The hobby business news and analysis site ICv2.com has a three-part interview (why it's three parts, I have no idea) up with Dan DiDio and Jim Lee. It's a pleasant interview, but the two guys are almost willfully obtuse, so I'm not sure there's a whole lot in takeaways.

imageA quartet of things struck me, nothing major. Dan DiDio states that only 25 percent of their comics are over $2.99. I can't tell if this is true, at least at an initial glance. For one thing, if you count their publishing lines generally certainly the vast majority of what they publish is over $2.99, which is part of but not all of that particular criticism. But even in the more generally understood "these are $2.99; these are $3.99" straight-up comic book count my look at five or six weeks sees it more in the 40-45 percent range. Maybe I just picked non-representative weeks. At any rate, the logic there is wrongheaded. If moving only part of your line to $3.99 has a proposed effect, that makes it a more potent result than if it's the whole line driving it.

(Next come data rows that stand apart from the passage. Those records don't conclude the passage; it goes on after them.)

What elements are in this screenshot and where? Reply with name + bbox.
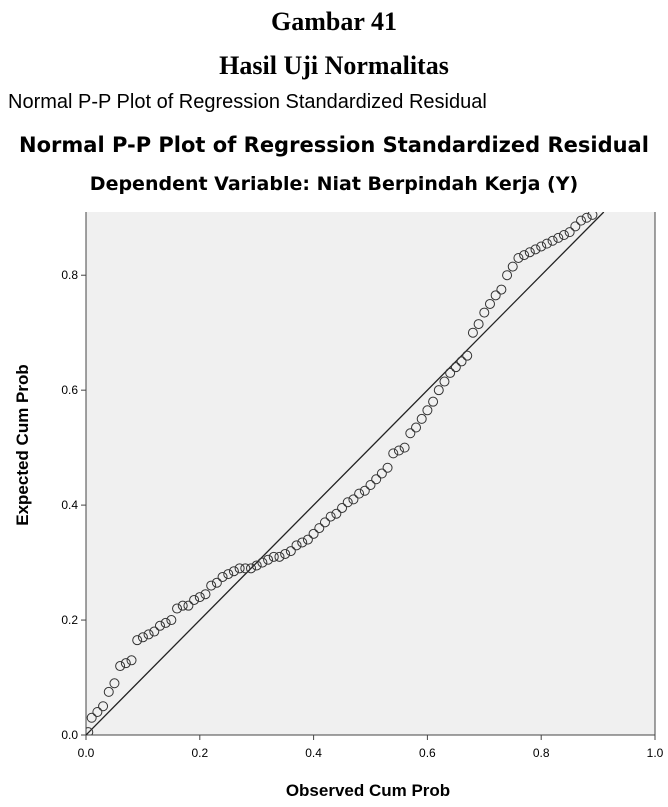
x-tick-label: 0.8 [533,746,550,760]
y-tick-label: 0.2 [61,613,78,627]
y-tick-label: 0.0 [61,728,78,742]
chart-title: Normal P-P Plot of Regression Standardiz… [19,133,649,157]
x-tick-label: 0.2 [191,746,208,760]
figure-caption: Hasil Uji Normalitas [219,51,449,80]
x-tick-label: 1.0 [647,746,664,760]
x-tick-label: 0.0 [78,746,95,760]
chart-subtitle: Dependent Variable: Niat Berpindah Kerja… [90,173,578,195]
y-tick-label: 0.4 [61,498,78,512]
x-axis-label: Observed Cum Prob [286,781,450,800]
x-tick-label: 0.6 [419,746,436,760]
figure-number: Gambar 41 [271,7,397,36]
y-tick-label: 0.8 [61,268,78,282]
plot-area [86,212,655,735]
page: Gambar 41 Hasil Uji Normalitas Normal P-… [0,0,668,802]
x-tick-label: 0.4 [305,746,322,760]
y-tick-label: 0.6 [61,383,78,397]
plot-label: Normal P-P Plot of Regression Standardiz… [8,91,487,113]
y-axis-label: Expected Cum Prob [13,364,32,526]
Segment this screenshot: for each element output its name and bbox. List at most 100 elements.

Two: both men offer up a feeling of "if it ain't broke, don't fix it" satisfaction with the state of the publishing line, which seems odd to me. I'm not the biggest mainstream comics expert out there, but I can't imagine not having a single title over 100K in a summer month isn't extremely worrisome, I can't imagine that the performance of recent content-driven initiatives isn't a further worry, and I don't think of them as having a particularly strong roster of creators right now so I'd be flabbergasted if they didn't think talent development a concern.

Three: it's sort of odd that editors working at this level of power and influence in comics publishing would find it surprising that a concept like The Losers -- a creator-driven, single-plotline effort -- would do better at the bookstore with a movie coming up than a more general license like Jonah Hex. That's been the rule all along, hasn't it? That's their own rule in part with Watchmen, right?

Four: I think it's great that DC is going to have a big, massive on-line role-playing game starting this Fall; that could be a whole lot of fun for a lot of people. I don't understand how that drives readers to the comics except in the broadest terms, and it's a bit of a downer to hear that plans seem to consist of little more than a tie-in comic book. I swear I'm not one of those marketing back-seat drivers, but it seems to me the last six or seven years of DC hires and maneuvers were made in part to best capitalize on an opportunity like this new game may be. Then again, if I had the answer to how best to do that, I would have been one of the people hired.